İkinci Cumhuriyet’te, irtica ile mücadele tasarıları ve mücadeleleri rejim için tehdittir.
Birinci Cumhuriyet’te milli birlik vazgeçilmez esastır.
İkinci Cumhuriyet sözde değilse bile özde bunu tartışmaya hazırdır.
Kısacası İkinci Cumhuriyet bağımsız, laik ve üniter bir birim değildir.
***
Birinci Cumhuriyet neden İkinci Cumhuriyet’e dönüştü, konusu üzerinde uzun uzun durulabilir. Ege Cansen, dış borca batarak iktisaden büyük devletlere bağlı olmanın getirdiklerinin de gözden uzak tutulmaması gerektiğini vurguluyor.

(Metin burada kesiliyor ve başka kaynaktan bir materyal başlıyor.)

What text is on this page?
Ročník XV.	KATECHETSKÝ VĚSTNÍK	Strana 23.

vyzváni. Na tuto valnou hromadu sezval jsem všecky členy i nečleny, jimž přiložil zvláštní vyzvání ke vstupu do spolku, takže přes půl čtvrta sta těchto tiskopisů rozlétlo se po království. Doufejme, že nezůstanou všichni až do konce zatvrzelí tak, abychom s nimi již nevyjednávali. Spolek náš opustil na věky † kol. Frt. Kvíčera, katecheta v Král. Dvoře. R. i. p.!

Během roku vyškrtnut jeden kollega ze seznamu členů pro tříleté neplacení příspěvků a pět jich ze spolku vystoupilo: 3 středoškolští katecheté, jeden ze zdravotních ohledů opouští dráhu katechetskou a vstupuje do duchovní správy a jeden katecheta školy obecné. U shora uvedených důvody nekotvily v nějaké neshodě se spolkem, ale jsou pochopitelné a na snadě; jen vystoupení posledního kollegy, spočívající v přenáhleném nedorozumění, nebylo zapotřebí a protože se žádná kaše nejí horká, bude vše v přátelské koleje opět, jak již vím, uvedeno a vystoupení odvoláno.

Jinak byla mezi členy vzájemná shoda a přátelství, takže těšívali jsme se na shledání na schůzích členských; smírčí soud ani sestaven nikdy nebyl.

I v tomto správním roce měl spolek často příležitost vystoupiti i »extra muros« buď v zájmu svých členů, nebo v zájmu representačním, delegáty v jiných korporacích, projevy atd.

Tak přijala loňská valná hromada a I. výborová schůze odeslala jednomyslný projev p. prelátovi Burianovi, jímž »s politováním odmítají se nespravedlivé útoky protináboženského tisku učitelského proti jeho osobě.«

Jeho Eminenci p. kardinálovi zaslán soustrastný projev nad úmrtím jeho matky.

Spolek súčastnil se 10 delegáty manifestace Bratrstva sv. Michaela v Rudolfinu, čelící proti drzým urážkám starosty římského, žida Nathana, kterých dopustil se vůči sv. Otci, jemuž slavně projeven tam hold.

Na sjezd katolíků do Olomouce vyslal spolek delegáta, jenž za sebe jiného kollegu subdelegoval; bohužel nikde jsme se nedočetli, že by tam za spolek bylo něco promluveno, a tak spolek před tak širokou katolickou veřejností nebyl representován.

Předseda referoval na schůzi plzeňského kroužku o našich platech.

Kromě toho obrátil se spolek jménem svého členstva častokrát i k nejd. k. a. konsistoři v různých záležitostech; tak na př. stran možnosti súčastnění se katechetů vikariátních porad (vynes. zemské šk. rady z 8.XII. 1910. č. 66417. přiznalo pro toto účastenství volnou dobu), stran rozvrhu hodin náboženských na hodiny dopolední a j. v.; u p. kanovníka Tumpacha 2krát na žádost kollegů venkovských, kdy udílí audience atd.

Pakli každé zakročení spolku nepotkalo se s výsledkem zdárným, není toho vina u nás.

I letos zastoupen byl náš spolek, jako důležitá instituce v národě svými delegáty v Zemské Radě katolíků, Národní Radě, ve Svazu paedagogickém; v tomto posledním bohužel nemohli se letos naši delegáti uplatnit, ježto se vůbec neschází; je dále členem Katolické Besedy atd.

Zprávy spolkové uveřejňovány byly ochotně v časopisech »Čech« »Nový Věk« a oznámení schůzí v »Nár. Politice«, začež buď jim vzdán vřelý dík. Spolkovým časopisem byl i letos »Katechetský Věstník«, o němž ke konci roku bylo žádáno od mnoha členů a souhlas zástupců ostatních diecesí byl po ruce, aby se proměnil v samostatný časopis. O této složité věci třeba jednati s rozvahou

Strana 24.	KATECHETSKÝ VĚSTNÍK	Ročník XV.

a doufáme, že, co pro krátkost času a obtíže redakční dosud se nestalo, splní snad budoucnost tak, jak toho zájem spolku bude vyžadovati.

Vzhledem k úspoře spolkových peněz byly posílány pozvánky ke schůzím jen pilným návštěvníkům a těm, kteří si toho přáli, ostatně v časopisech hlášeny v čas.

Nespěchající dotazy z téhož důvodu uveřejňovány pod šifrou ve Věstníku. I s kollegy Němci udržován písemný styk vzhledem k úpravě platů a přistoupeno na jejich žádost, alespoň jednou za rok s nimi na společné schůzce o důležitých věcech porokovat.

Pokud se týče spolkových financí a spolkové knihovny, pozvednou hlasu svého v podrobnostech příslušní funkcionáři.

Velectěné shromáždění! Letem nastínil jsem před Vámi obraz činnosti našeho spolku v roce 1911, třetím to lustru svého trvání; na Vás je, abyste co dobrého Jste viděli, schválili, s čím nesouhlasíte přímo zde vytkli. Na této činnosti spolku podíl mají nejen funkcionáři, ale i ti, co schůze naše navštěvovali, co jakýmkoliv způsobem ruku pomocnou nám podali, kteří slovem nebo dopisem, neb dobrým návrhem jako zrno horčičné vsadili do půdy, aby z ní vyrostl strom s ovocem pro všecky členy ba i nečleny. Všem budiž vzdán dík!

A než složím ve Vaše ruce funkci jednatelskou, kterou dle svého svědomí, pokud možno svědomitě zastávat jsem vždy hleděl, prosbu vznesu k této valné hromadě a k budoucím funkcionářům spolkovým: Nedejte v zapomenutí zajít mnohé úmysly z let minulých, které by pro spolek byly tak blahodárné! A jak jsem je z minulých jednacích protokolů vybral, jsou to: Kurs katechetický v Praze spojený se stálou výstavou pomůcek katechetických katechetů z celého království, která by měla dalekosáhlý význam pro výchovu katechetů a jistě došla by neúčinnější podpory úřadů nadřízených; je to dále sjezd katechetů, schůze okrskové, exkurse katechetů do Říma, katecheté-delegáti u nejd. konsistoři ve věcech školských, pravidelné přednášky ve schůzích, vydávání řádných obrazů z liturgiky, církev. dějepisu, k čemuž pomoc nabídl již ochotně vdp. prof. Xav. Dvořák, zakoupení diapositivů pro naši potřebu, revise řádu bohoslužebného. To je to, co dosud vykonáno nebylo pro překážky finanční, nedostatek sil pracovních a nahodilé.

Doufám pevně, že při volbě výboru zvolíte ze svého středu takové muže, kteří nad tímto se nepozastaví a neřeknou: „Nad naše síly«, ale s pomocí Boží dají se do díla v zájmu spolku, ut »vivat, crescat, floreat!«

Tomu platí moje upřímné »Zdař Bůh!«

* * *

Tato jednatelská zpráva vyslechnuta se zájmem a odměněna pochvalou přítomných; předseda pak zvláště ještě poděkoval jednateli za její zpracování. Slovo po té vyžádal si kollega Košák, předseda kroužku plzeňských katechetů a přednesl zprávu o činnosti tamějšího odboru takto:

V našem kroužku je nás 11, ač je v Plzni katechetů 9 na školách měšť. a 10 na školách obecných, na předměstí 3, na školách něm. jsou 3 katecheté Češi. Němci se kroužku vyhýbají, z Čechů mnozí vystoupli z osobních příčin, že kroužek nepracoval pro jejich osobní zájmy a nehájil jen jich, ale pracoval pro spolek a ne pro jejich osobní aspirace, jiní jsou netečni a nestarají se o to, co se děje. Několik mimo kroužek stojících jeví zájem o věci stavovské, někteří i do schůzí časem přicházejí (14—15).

Burada ayrıntılara saplanmadan iki noktaya değinmekte yarar var:
Birincisi, “30 Ağustos”un, tam bağımsız, laik ve üniter Birinci Cumhuriyet’in bir kurumu olduğudur.
İkinci Cumhuriyet’in “30 Ağustos”u yoktur.
Varsa bile özde değil, sözde vardır, sözde 30 Ağustos da ancak bu kadar olur.
Hem de Genelkurmay Başkanı’nın yanına sırayla or, kor, tüm, tuğ generalleri ve subayları alarak bayram tebriklerini kabul etmesi şeklinde tören isteyenler var ise, bu iş pekâlâ Hasdal’da yapılabilir.
Burada üzerinde durulması gereken ikinci nokta da şudur:
Birinci Cumhuriyet’in hiçbir değişime uğramadan ilelebet payidar olacağını sanmak yanlıştı. Diyalektiğin kaçınılmaz kuralı, aynı şeyi İkinci Cumhuriyet için de geçerli kılıyor. O da, onun arkasındaki güç de ilelebet payidar kalmayacak. O da değişecek.
Fransa’da da Birinci Cumhuriyet tarihe gömüldü, ardından cumhuriyet karşıtları da.
Son söz: İlelebet payidar olan numaralar değil, cumhuriyetlerdir.